Via la dissertation philosophique, “on propose [aux] jeunes de ces questions qui ont plus d’une fois ébranlé le monde” Alain, philosophe

Via la dissertation philosophique, « on propose [aux] jeunes de ces questions qui ont plus d’une fois ébranlé le monde », écrit le philosophe Alain dans ses Propos sur l’éducation. Les interroger sur des thèmes comme « religion, justice, échelle des valeurs, civilisation, destinée de l’homme », invite, dit-il, à « secouer l’arbre », c’est-à-dire à les bousculer pour leur permettre de découvrir, au détour d’une question, une idée détonante, ou curieuse, qui leur donne l’envie d’aller plus loin. L’exercice de la dissertation est alors capable de mettre au jour certains scandales et d’ébranler, voire d’indigner profondément celui qui s’y prête avec intérêt.

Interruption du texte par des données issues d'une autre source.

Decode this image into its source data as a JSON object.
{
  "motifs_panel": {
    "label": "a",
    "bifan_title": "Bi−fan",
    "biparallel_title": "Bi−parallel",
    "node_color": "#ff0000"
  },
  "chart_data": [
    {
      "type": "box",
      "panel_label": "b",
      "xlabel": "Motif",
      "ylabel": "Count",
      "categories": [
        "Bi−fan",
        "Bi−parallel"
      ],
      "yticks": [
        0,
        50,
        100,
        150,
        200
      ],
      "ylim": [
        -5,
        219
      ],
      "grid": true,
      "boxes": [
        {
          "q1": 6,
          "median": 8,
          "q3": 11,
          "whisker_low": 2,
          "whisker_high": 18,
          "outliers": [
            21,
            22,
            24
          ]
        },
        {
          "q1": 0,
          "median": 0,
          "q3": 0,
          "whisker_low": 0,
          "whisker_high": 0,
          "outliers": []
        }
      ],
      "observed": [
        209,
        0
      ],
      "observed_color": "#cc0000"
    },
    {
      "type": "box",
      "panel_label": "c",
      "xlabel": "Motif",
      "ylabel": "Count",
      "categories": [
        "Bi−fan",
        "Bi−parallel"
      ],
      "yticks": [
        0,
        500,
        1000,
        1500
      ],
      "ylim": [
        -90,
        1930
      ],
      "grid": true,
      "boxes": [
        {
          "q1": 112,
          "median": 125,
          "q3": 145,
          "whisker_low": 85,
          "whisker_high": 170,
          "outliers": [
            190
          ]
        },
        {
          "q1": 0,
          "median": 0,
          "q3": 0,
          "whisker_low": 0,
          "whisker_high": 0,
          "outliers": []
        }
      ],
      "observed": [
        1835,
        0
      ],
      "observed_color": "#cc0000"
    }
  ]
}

« Penser, c’est dire non », affirme à ce titre Alain dans une célèbre formule des Propos sur le pouvoir. L’exercice de pensée philosophique correspond en ce sens à ce que le philosophe appelle « réfléchir », ce qui consiste à « nier ce que l’on croit ». Il peut alors devenir, entre autres, une manière d’échapper aux illusions et aux mensonges « du tyran » ou du « prêcheur ».